A British-Canadian project is doing just that. Launched last year, it aims to combine indigenous knowledge with modern science to build up climate change intelligence and disseminate it more widely in a community whose existence depends almost exclusively on farming.



Before the project, the credibility of the Nganyi, part of the Luhya community in far western Kenya, was being undermined both by the more extreme weather as well as by their lack of access to the satellites and computer systems used by official forecasters. “Predicting intense weather is hard because it happens so suddenly,” says Thomas Osare, another traditional forecaster. “We cannot usually know in time for people to really prepare.”



Government meteorologists, meanwhile, were struggling to be heard or believed. Now, each season they meet the traditional weathermen and together produce a consensus forecast. Once agreed, the Nganyi relay it back to the villagers – through ceremonies, public meetings and person to person, established methods of communication in communities where many cannot read or write.



“It brings me great joy because I know I am doing something useful,” says Mr Onunga, a Nganyi community elder involved in the project. “I think the two sciences are equally valid. We are marrying our energies to help people better.”

The meteorologists are also pleased with the collaboration.



“The results have been surprisingly good – the community concurred that the forecast was accurate,” says Gilbert Ouma, a University of Nairobi lecturer. “Another major breakthrough is the dissemination aspect. We have been able to deliver the message in practical, usable terms – not so much meteorological terms.”

Dr Ouma is leader of a project supported through Climate Change Adaptation in Africa (CCAA), a research and capacity development programme, backed by the UK’s Department for International Development and Canada's International Development Research Centre. At the time of its launch in 2006, it was the single largest research and capacity building initiative focusing on adaptation in Africa. Currently supporting some 46 research projects across the continent, 11 of them in Kenya, it aims to benefit the poorest and most vulnerable individuals.



It is hard to overstate the threat that global warming presents to countries in sub-Saharan Africa such as Kenya.
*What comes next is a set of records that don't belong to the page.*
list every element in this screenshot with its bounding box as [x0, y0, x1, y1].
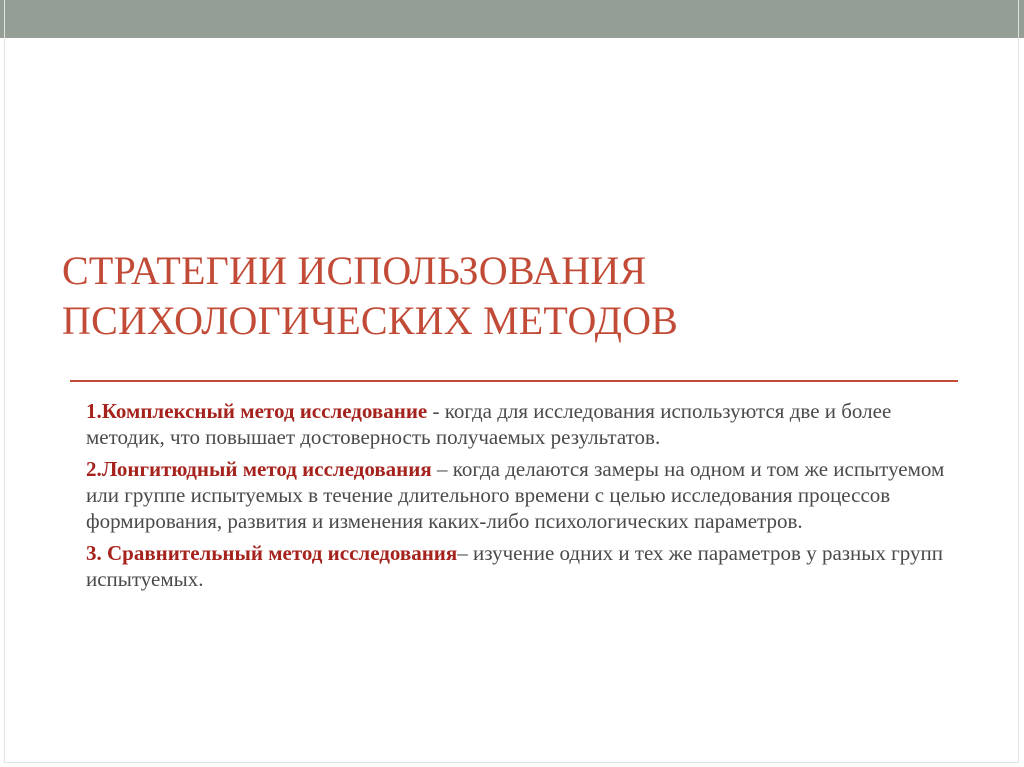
list-item-comparative-method	[86, 540, 946, 592]
item-text: - когда для исследования используются две и более методик, что повышает достоверность получаемых результатов.	[86, 399, 892, 449]
title-line-1: СТРАТЕГИИ ИСПОЛЬЗОВАНИЯ	[62, 248, 647, 293]
item-text: – изучение одних и тех же параметров у разных групп испытуемых.	[86, 541, 943, 591]
content-list	[86, 398, 946, 598]
item-term: 2.Лонгитюдный метод исследования	[86, 457, 432, 481]
item-term: 3. Сравнительный метод исследования	[86, 541, 458, 565]
list-item-longitudinal-method	[86, 456, 946, 534]
title-divider	[70, 380, 958, 382]
slide-title	[62, 246, 942, 346]
title-line-2: ПСИХОЛОГИЧЕСКИХ МЕТОДОВ	[62, 298, 679, 343]
item-term: 1.Комплексный метод исследование	[86, 399, 428, 423]
list-item-complex-method	[86, 398, 946, 450]
item-text: – когда делаются замеры на одном и том же испытуемом или группе испытуемых в течение длительного времени с целью исследования процессов формирования, развития и изменения каких-либо психологических параметров.	[86, 457, 945, 533]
Increasingly harsh weather conditions are compounding the difficulties of communities that are often already struggling with extreme poverty.



Africa is both the continent the least responsible for climate change as well as the one with the fewest resources to combat it. The African Union estimates that the carbon emissions of Africa’s 1 billion people are equivalent to those of Texas’s 30 million.

A report published by the International Food Policy Research Institute in September concluded that, on present patterns, the number of malnourished children in sub-Saharan Africa will jump from 33 million in 2000 to 52 million in 2050, with more than half of the increase caused by climate change.



While much of the focus in the industrialised economies has been on limiting future global warming through emissions cuts and energy efficiency, for many developing countries helping communities already affected by climate change, such as those in western Kenya, is a more immediate priority.



Professor Laban Ogallo, leader of the Nganyi project, says: “Poverty reduction is clearly related to managing the extreme weather of the region.”

“Through this project, we hope to learn what it is that we can share together to live today and to adapt to tomorrow.”